A
n old Soviet joke poses the question: What was the most important world-historical event of the year 1875? Answer: Lenin was five years old.
The point of the joke, of course, is that the Soviets virtually deified Lenin. Criticism of him was routinely referred to as “blasphemy,” while icon corners in homes and institutions were replaced by “Lenin corners.” Lenin museums sprung up everywhere, and institutions of every kind took his name. In addition to Leningrad, there were cities named Leninsk (in Kazakhstan), Leninogorsk (in Tatarstan), Leninaul (in Dagestan), Leninakan (in Armenia), Leninkend, Leninavan, and at least four different Leninabads. On a visit to the Caucasus I remember being surprised at seeing Mayakovsky’s famous verses about Lenin inscribed on a mountaintop: “Lenin lived! Lenin lives! Lenin will live!” The famous mausoleum where his body is preserved served as the regime’s most sacred shrine.
As we approach the 150th anniversary of Lenin’s birth, understanding him grows ever more important. Despite the fall of the Soviet Union, Leninist ways of thinking continue to spread, especially among Western radicals who have never read a word of Lenin. This essay is not just about Lenin, and not just Leninism, the official philosophy of the USSR, but also the very style of thought that Lenin pioneered. Call it Leninthink.
Lenin did more than anyone else to shape the last hundred years. He invented a form of government we have come to call totalitarian, which rejected in principle the idea of any private sphere outside of state control. To establish this power, he invented the one-party state, a term that would previously have seemed self-contradictory since a party was, by definition, a part. An admirer of the French Jacobins, Lenin believed that state power had to be based on sheer terror, and so he also created the terrorist state.
Stephen Pinker has recently argued that the world has been getting less bloodthirsty. The Mongols, after all, destroyed entire cities. But the Mongols murdered other people; what is new, and uniquely horrible about the Soviets and their successors, is that they directed their fury at their own people. The Russian empire lost more people in World War I than any other country, but still more died under Lenin. His war against the peasants, for instance, took more lives than combat between Reds and Whites.
Numbers do not tell the whole story. Under the Third Reich, an ethnic German loyal to the regime did not have to fear arrest, but Lenin pioneered and Stalin greatly expanded a policy in which arrests were entirely arbitrary: that is true terror. By the time of the Great Terror of 1936–38, millions of entirely innocent people were arrested, often by quota. Literally no one was safe. The Party itself was an especially dangerous place to be, and the NKVD was constantly arresting its own members—a practice that was also true of its predecessor, the Cheka, which Lenin founded almost immediately after the Bolshevik coup.
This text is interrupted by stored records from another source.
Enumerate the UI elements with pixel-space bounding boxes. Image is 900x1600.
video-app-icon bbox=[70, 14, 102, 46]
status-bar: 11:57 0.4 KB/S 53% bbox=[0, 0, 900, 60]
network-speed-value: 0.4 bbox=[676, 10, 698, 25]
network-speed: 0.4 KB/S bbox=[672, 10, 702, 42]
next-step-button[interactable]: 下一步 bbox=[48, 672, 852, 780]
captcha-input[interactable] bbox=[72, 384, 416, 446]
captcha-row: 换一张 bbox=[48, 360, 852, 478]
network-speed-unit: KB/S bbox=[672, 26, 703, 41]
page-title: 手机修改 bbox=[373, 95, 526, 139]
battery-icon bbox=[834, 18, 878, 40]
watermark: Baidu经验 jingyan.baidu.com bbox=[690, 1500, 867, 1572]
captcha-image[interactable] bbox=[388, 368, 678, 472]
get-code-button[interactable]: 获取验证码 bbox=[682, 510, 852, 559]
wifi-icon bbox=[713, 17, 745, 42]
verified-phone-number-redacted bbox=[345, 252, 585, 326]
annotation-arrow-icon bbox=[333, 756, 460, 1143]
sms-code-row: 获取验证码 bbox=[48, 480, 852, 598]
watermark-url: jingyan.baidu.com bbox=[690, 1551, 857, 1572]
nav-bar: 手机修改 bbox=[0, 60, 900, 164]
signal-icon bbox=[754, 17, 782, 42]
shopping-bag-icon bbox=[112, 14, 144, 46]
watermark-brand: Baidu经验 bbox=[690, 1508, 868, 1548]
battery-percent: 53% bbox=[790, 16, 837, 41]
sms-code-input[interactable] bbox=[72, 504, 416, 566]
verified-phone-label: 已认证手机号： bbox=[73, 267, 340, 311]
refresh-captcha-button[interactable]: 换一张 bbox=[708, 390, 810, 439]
NKVD interrogators who suspected they were to be arrested often committed suicide since they had no illusions about what arrest entailed. They had practiced exquisite forms of torture and humiliation on prisoners—and on prisoners’ colleagues, friends, and families. “Member of a family of a traitor to the fatherland” was itself a criminal category, and whole camps were set up for wives of “enemies of the people.” Never before had such practices defined a state.
For good reason, many have traced these practices to Lenin’s doctrines. In his view, Marx’s greatest contribution was not the idea of the class struggle but “the dictatorship of the proletariat,” and as far back as 1906 Lenin had defined dictatorship as “nothing other than power which is totally unlimited by any laws, totally unrestrained by absolutely any rules, and based directly on force.” He argued that a revolutionary Party must be composed entirely of professional revolutionaries, drawn mainly from the intelligentsia and subject to absolute discipline, with a readiness to do literally anything the leadership demanded.
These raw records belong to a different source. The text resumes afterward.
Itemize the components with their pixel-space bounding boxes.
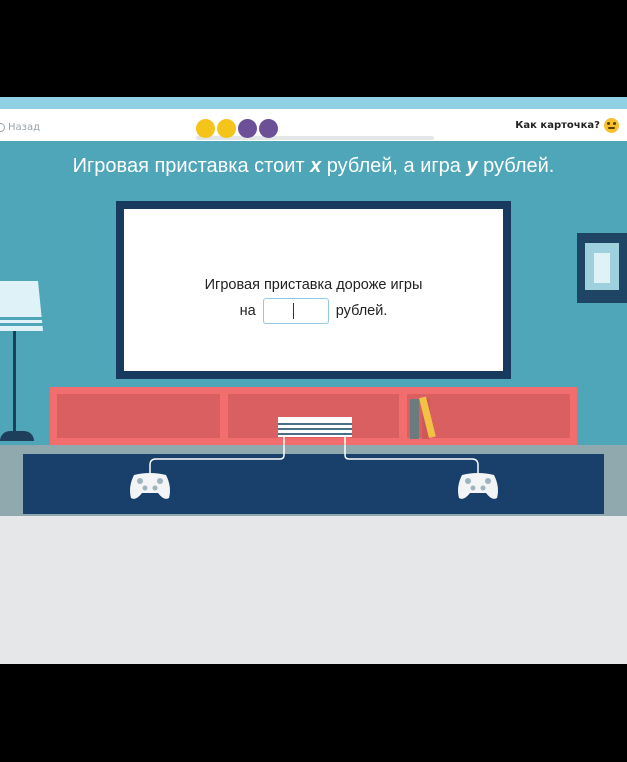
progress-dot xyxy=(217,119,236,138)
question-part: Игровая приставка стоит xyxy=(72,155,311,177)
header-bar: Назад Как карточка? xyxy=(0,109,627,141)
lamp-base xyxy=(0,431,34,441)
question-part: рублей, а игра xyxy=(321,155,467,177)
question-text: Игровая приставка стоит x рублей, а игра… xyxy=(0,155,627,178)
tv-screen: Игровая приставка дороже игры на рублей. xyxy=(124,209,503,371)
tv: Игровая приставка дороже игры на рублей. xyxy=(116,201,511,379)
top-strip xyxy=(0,97,627,109)
gamepad-icon xyxy=(458,473,498,499)
question-part: рублей. xyxy=(477,155,555,177)
variable-y: y xyxy=(466,155,478,177)
task-suffix: рублей. xyxy=(335,302,388,319)
game-console xyxy=(278,417,352,437)
back-icon xyxy=(0,123,5,132)
feedback-label: Как карточка? xyxy=(515,120,600,131)
lamp-pole xyxy=(13,331,16,431)
text-caret xyxy=(292,303,294,319)
gamepad-icon xyxy=(130,473,170,499)
progress-dot xyxy=(196,119,215,138)
frowning-face-icon xyxy=(604,118,619,133)
wall-picture xyxy=(577,233,627,303)
picture-image xyxy=(594,253,610,283)
task-text: Игровая приставка дороже игры на рублей. xyxy=(124,273,503,324)
card-feedback-button[interactable]: Как карточка? xyxy=(515,118,619,133)
console-stripe xyxy=(278,428,352,430)
variable-x: x xyxy=(310,155,322,177)
answer-input[interactable] xyxy=(262,298,329,324)
console-stripe xyxy=(278,433,352,435)
book xyxy=(410,399,419,439)
back-button[interactable]: Назад xyxy=(0,122,40,133)
lower-panel xyxy=(0,516,627,664)
controller-cables xyxy=(149,437,479,477)
app-window: Назад Как карточка? Игровая приставка ст… xyxy=(0,97,627,664)
progress-dot xyxy=(259,119,278,138)
shelf-cell xyxy=(57,394,220,438)
task-prefix: на xyxy=(239,302,256,319)
room-scene: Игровая приставка стоит x рублей, а игра… xyxy=(0,141,627,516)
task-answer-line: на рублей. xyxy=(124,298,503,324)
console-stripe xyxy=(278,423,352,425)
progress-dots xyxy=(196,119,278,138)
task-line: Игровая приставка дороже игры xyxy=(204,277,423,293)
lamp-shade-icon xyxy=(0,281,43,331)
progress-dot xyxy=(238,119,257,138)
back-label: Назад xyxy=(8,122,41,133)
These and other disastrous Leninist ideas derived from a specific Leninist way of thinking, and that is what this essay focuses on. I know this way of thinking in my bones. I am myself a pink diaper baby and I remember being taught this way of thinking, taken for granted by all right-thinking people. Memoirs of many ex-Communists, from David Horowitz to Richard Wright, confirm that, more than doctrines, it was the Leninist style of thought that defined the difference between an insider and an outsider. And that way of thought is very much with us.